The first time I heard Sun Ship was riding around Long Island with Bruce in his Vega. Yes, we were the kind of guys that rode around in a 1975 Chevy Vega blaring John Coltrane in suburban  New York. But we had no idea about the pressing error and innocently assumed that Shepp's Change was something by Trane. The label incorrectly said Side Two contained the tracks Attaining and Ascent, and although I couldn't hear a break anywhere in Change indicating the start of a new track, that wasn't all that unusual for late-period Coltrane, when one song in a suite might flow seamlessly into the next. 

But what was unusual was the looseness of the music, all that percussion, the choruses of voices chanting "gotta change" and "goddammit," and even the subtle washes of electronic sounds. Coltrane had gotten that funky?, I wondered. That angry? Bruce and I concluded that's probably why the material never got released until after Trane's passing. 

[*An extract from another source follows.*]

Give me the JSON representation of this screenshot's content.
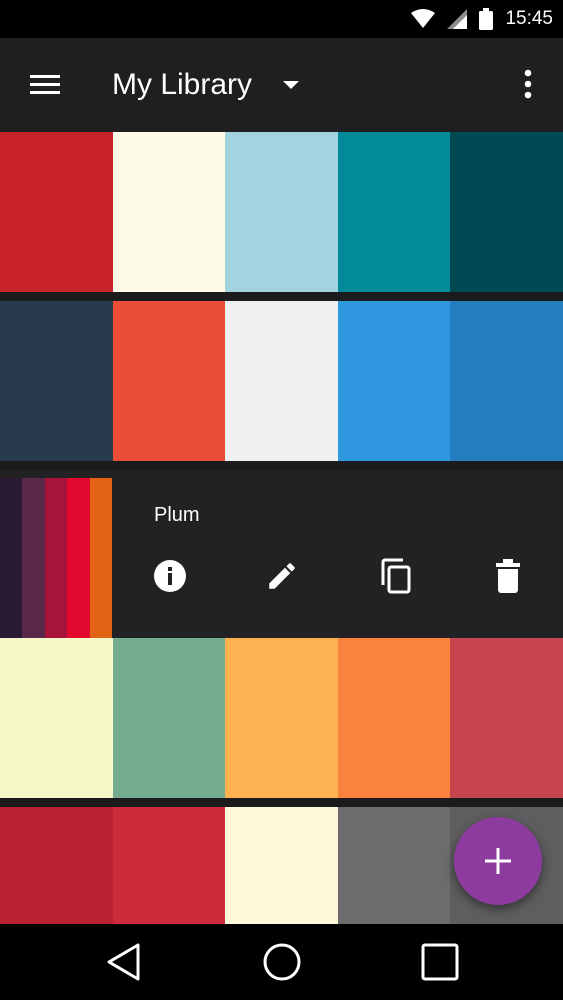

So all my life, at least since 1975, I had always assumed that late in his life, John Coltrane had embraced a streetwise, anarchic style of revolutionary free jazz, a style that could only be heard on Side Two of Sun Ship. The trouble was, I could never find a copy of Sun Ship with that radical Side Two. By the time of the CD era, all versions of Sun Ship only contained the quartet tracks - no choruses, no electronics, no small army of percussionists. The MP3 era didn't have the mystery track either, and even all the voluminous box sets didn't provide an answer, nor did the streaming era.

Any time I asked Google about a 1960s or '70s free-jazz track with voices chanting a chorus of "goddammit," it would always tell me I was thinking of Nina Simone's Mississippi Goddamn, a great song to be sure but a completely different animal, not to mention no chanting.    

I was starting to question either my memory or my sanity. Was I just plain wrong, and while Bruce had a copy of Sun Ship, could the track I remembered be one of his other tapes? Could he have been playing a trick all along, switching the tapes when I wasn't looking? Or were we just so high (hey, it was the '70s, man) that we were "hearing" all those voices and electronic effects, but it wasn't on the tape? Okay, that might happen once, but every time? And just on Side Two? Not likely (but we were serious stoners back then). 

Last weekend, 50 years after the fact, I finally posed the question on Reddit as to what that mystery track was, and within an hour, someone posted a reply about the mispressing. I tracked down Shepp's Things Have Got to Change on Spotify and almost instantly recognized it as that long-lost "Coltrane" track. Oddly, while I'm familiar with much of Shepp's discography, I've somehow always managed to skip past the Change album. 

But mystery solved, sanity confirmed, and crisis averted. Someone at Impulse! had fucked up.